EFRA chairman Neil Parish said: “Many people in Britain want to support a British agricultural industry. But Defra’s current guidance on origin labelling allows for companies to sell products such as cheese and butter as British when the raw product is being sourced oversees.
“As a result consumers are given a false impression that they are supporting a home industry when in fact their money is not supporting UK farmers at all.
“The British public deserve to buy British in confidence. Defra must strengthen its guidelines around country of origin labelling and continue to press for EU support in establishing clearer and better labelling requirements.
A Defra spokesman said: “We recognise that many farmers are suffering financial difficulty in the face of volatile global prices. We want to help find ways through this difficult time to build a thriving, resilient industry that is able to take advantage of the growing demand for British produce both at home and overseas.
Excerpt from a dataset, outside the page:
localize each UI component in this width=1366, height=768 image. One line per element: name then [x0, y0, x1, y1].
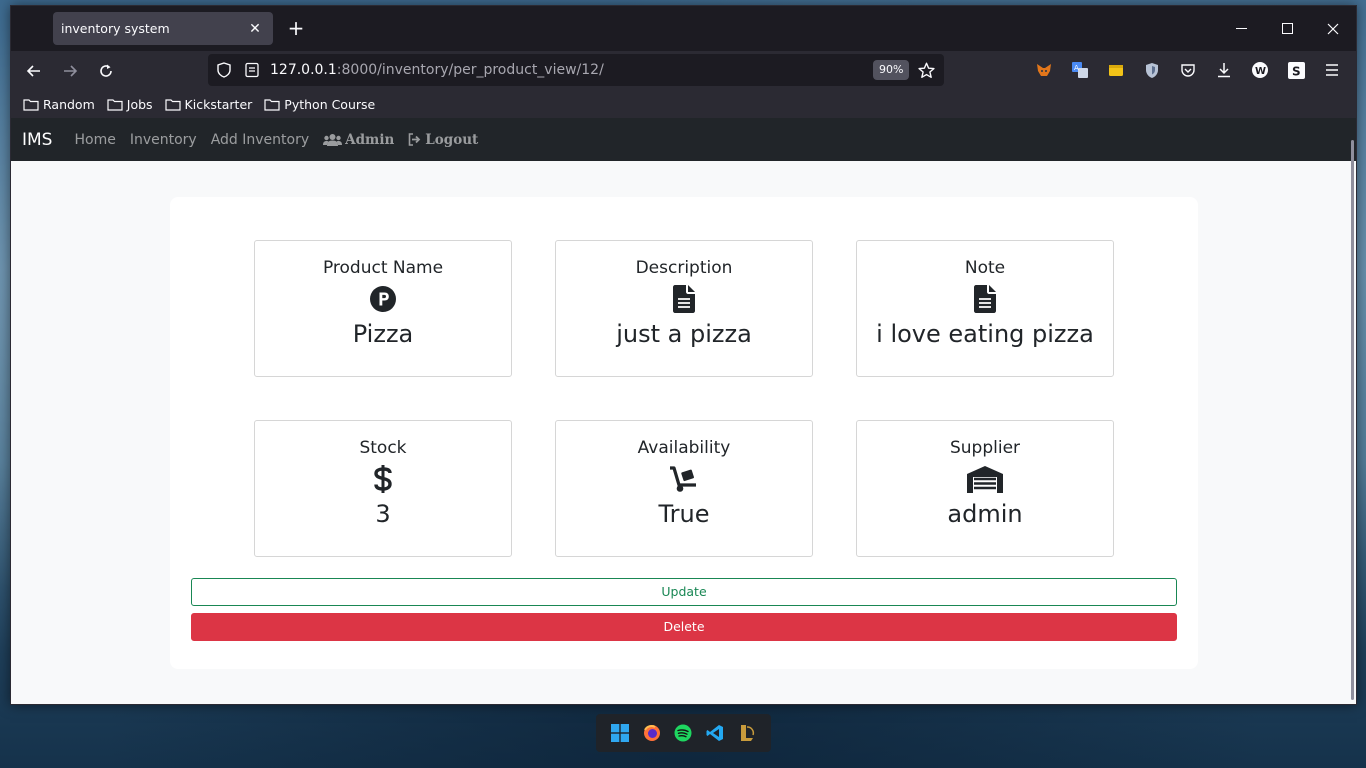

“That’s why we’re pursuing a host of measures including introducing a fairer tax system, backing a futures market and the creation of producer organisations, and opening up new export markets.
“We’re also continuing to push for mandatory labelling for dairy products so consumers are clear where the food they buy comes from.”
Commenting on the wider report, NFU president Meurig Raymond said the fall in prices and associated cash flow problems were the biggest challenges currently facing farmers.
“Pricing models, long term relationships, contracts, producer organisations and a greater emphasis on export opportunities for British agriculture are all tools which can be used by government and the supply chain,” said Mr Raymond.
“Using these tools will help the agri-food sector through this period of uncertainty and the whole supply chain better combat volatility.”
Phil Stocker, chief executive of the National Sheep Association, said the report ‘clearly shows that the structure of the farming and food sector does not generally support adequate farmgate prices, despite the fundamental role agriculture plays in the UK economy’.
“The report outlines some valuable recommendations that could work to address this, including several based on evidence NSA gave during the enquiry,” added Mr Stocker.
“These include further development of export opportunities, as well as displacing imports through greater domestic trade, setting up producer organisations and establishing futures markets for red meat as well dairy produce.”
Dr Judith Bryans, chief executive of Dairy UK, said the entire dairy industry was taking positive steps forward but needed government support to achieve long-lasting success.
"From farm to fridge, the industry is affected by harsh market conditions and we must continue to work with Government and its agencies to facilitate and stimulate demand at home as well as in key export markets," Dr Bryans said.
“We welcome the Committee’s recommendation to promote exports with the help of Defra and AHDB."
Ash Amirahmadi, head of milk and member services, Arla Foods UK, added: "Arla recognise the importance of working closely with the Government to boost exports, drive innovation within our sector and to highlight the dietary and nutritional benefits of dairy.
"As the report points out, it’s also about highlighting the importance of collective working amongst the farming community."